3.3. Uniform Law Under Random Entropy

$\newcommand{\argmin}{\mathop{\mathrm{argmin}}\limits}$ $\newcommand{\argmax}{\mathop{\mathrm{argmax}}\limits}$

Using all the lemmas from 3.2 to 3.5, we prove another sufficiency of the uniform law: the vanishing random entropy condition. This condition is fairly weaker than the finite bracketing entropy condition in two senses. First, instead of the (sup-normed) envelope condition, it only requires the envelope to be integrable. In $L^p(Q)$ where $Q$ is a finite measure, this is clearly implied by the envelop condition. In addition, as we already saw before, the vanishing random entropy is implied by the finite bracketing entropy condition.

In fact, van de Geer (2000) named this condition simply “the random entropy condition”, but I did a small modification to the naming.
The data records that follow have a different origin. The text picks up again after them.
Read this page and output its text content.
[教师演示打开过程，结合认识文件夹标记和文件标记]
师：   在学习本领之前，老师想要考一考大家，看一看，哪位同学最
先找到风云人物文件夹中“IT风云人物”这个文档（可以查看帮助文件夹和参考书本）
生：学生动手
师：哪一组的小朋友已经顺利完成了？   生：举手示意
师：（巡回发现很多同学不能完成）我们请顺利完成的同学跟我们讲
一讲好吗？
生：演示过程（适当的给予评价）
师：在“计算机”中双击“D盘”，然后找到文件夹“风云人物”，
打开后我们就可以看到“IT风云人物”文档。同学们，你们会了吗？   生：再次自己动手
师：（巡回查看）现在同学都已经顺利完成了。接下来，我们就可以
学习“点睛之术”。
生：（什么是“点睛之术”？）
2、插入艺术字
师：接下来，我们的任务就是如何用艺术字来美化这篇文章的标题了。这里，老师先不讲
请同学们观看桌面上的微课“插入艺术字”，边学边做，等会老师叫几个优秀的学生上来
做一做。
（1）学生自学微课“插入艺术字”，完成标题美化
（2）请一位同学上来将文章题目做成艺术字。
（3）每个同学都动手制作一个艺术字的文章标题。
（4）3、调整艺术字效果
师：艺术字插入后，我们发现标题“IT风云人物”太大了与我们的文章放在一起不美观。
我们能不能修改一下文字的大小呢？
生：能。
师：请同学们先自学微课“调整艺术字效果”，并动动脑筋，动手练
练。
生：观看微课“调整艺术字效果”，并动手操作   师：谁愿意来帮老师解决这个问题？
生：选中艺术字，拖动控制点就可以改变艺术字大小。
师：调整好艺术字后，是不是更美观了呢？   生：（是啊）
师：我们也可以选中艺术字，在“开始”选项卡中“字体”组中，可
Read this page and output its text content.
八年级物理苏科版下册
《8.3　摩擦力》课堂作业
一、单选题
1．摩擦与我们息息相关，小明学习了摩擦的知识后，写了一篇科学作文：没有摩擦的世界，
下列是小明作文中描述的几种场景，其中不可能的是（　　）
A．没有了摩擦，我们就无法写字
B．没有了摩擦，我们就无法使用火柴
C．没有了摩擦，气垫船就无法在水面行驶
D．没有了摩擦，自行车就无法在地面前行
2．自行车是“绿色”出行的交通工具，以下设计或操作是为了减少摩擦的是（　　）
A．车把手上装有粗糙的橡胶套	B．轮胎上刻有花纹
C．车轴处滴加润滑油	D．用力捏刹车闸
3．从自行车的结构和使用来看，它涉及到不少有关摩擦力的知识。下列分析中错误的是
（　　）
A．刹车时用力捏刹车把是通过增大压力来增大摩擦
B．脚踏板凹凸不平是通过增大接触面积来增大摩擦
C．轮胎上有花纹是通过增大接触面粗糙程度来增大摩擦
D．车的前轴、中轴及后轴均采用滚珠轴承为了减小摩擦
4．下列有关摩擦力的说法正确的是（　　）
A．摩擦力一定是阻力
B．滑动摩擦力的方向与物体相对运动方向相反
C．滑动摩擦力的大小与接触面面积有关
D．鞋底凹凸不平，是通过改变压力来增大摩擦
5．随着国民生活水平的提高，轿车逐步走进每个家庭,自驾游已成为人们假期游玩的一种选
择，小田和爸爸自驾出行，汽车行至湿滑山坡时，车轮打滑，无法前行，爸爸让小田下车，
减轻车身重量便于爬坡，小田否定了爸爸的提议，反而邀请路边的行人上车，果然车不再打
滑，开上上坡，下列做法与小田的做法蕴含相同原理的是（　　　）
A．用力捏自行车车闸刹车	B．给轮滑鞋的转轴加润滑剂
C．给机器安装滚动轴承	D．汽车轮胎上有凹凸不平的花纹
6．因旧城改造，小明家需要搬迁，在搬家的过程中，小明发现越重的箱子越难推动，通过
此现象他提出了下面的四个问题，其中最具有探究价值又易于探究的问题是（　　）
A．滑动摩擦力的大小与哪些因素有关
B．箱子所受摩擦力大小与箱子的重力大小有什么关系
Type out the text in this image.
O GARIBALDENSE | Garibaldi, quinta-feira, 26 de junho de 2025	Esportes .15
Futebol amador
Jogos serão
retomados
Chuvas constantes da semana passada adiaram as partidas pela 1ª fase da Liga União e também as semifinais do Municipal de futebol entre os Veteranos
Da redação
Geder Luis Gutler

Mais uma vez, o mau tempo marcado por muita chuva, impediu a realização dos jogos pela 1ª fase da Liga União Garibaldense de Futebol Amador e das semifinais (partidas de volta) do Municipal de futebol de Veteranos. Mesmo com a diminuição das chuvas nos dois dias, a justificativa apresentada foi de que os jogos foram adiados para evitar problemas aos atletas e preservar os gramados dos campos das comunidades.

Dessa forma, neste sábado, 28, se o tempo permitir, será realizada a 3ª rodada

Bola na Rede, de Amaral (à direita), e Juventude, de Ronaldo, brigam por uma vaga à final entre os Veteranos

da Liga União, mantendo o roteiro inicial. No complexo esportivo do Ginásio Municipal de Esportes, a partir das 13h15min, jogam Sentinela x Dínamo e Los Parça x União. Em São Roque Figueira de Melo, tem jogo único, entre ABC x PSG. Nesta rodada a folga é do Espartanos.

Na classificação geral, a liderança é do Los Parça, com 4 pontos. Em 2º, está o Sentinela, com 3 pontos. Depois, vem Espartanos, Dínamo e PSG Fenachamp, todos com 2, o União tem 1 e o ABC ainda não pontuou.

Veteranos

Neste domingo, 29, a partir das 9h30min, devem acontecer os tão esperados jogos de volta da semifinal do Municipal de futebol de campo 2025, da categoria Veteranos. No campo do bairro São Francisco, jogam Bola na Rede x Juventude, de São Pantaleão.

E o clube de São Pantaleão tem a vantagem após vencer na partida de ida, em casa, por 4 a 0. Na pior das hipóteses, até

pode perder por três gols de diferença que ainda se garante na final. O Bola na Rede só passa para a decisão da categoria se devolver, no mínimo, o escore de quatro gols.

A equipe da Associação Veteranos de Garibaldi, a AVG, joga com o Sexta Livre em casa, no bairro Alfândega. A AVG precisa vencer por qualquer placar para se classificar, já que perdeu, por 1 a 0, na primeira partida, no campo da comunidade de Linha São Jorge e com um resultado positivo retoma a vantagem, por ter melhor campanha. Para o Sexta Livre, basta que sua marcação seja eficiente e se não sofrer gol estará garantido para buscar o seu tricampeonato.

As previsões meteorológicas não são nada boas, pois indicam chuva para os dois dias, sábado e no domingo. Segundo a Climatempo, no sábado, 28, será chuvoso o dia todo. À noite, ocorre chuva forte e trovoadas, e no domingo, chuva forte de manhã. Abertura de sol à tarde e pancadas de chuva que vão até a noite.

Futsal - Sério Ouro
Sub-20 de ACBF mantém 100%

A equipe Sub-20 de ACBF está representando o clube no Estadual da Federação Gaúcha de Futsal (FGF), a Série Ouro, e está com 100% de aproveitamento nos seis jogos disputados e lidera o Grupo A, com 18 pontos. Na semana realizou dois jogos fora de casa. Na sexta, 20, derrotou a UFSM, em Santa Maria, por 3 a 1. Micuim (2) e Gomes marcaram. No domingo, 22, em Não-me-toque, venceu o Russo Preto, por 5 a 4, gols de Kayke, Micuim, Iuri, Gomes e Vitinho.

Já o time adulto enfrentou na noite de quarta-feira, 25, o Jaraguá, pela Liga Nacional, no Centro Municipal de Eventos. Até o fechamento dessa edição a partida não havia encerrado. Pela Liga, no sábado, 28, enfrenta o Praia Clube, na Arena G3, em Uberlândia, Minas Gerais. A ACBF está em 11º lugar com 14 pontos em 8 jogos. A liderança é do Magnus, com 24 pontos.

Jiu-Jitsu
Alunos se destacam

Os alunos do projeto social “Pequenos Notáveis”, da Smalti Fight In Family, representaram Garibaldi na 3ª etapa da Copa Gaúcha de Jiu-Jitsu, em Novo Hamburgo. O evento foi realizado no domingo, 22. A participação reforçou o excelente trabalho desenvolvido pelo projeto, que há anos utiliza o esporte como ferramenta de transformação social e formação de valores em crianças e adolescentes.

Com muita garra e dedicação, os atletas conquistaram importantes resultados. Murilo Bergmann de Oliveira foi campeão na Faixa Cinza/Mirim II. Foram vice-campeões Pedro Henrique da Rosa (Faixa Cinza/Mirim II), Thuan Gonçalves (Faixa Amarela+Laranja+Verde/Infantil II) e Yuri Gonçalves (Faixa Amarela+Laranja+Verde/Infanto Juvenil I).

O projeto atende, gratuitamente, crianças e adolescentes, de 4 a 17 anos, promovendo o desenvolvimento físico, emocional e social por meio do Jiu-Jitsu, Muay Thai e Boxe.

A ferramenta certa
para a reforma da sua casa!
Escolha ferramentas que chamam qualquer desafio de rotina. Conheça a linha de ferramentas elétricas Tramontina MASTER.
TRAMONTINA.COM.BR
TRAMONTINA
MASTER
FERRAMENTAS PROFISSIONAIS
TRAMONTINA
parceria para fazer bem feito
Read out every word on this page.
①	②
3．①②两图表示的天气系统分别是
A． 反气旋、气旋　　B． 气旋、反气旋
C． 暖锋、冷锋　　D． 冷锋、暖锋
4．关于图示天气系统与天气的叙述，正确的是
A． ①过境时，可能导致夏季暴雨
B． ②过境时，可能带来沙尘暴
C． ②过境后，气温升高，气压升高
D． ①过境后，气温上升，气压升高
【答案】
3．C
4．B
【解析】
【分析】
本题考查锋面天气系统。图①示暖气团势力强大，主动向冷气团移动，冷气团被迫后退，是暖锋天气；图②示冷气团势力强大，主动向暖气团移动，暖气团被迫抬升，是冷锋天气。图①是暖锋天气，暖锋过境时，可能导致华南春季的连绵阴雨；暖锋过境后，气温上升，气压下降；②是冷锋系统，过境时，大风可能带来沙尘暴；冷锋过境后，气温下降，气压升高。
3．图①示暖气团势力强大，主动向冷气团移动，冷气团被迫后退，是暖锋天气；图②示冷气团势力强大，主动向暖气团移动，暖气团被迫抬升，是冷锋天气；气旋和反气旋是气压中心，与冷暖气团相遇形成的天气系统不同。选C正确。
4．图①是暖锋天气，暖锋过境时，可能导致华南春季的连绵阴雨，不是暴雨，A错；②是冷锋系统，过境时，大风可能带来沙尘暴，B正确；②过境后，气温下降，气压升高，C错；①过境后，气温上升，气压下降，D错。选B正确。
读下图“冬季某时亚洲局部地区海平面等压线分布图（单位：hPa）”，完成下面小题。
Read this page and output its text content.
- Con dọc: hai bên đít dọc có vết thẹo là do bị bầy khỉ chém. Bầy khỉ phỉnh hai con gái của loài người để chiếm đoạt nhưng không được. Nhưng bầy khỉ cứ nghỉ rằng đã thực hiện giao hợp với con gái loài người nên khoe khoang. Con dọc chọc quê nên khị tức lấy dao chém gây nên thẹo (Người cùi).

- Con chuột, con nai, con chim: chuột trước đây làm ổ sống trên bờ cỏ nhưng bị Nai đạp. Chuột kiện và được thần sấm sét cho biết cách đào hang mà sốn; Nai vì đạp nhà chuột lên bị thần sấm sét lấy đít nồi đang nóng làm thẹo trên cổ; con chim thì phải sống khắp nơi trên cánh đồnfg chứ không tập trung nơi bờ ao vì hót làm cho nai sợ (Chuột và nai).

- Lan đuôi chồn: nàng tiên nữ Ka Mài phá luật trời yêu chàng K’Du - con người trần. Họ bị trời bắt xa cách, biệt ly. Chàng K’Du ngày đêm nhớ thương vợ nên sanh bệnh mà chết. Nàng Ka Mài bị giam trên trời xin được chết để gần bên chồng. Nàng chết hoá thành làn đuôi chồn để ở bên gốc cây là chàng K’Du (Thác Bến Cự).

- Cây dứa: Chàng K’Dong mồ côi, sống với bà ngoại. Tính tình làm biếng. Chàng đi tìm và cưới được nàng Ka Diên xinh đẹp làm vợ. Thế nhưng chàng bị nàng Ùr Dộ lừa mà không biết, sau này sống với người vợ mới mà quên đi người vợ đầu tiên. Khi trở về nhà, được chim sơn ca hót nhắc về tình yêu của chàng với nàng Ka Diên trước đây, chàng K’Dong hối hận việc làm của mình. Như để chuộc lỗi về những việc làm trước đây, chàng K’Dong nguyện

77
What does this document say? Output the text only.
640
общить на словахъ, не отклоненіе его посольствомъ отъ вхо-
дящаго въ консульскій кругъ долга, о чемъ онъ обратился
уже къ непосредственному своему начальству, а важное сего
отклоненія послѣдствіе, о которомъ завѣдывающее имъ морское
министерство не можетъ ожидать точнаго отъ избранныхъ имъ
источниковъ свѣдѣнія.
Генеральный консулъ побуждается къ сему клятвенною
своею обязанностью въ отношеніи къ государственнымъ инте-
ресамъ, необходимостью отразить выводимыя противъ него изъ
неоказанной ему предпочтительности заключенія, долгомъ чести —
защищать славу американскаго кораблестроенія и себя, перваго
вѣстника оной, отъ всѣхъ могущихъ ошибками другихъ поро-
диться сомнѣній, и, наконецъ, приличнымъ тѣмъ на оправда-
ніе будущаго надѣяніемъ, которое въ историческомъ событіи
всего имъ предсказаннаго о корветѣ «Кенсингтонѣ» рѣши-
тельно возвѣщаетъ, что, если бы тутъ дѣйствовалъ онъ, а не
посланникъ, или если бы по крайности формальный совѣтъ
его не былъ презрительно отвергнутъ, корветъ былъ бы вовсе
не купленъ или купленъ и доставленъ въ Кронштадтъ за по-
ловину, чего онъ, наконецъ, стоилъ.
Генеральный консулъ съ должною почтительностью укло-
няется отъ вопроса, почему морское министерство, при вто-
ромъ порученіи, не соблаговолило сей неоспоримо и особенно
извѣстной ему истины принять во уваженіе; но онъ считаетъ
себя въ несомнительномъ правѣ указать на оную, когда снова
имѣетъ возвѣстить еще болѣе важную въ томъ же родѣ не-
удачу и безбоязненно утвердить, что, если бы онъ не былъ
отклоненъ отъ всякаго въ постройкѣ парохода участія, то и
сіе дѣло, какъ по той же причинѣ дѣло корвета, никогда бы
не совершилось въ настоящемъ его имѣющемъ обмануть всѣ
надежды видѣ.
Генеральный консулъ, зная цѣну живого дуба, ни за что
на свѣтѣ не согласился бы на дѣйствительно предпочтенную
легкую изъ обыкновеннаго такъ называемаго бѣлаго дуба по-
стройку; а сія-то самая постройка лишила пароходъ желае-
The author did not clearly mention why the condition is called “random”. I think this is because the entropy is computed with respect to the empirical measure $P_n,$ which is constructed by a random sample, hence becomes random itself.

Lemma 3.6 ($L^2$ condition)

First let’s prove the result in the stronger condition ($L^2$ case).

(a) $\sup_{g\in\mathcal G} \|g\|_\infty < R$ for some $0\le R<\infty.$

(b) $\frac1n H_{2,P_n}(\delta,\mathcal G) \overset P \to 0$ for all $\delta>0.$

If (a) and (b) holds, then $\mathcal G$ satisfies the ULLN.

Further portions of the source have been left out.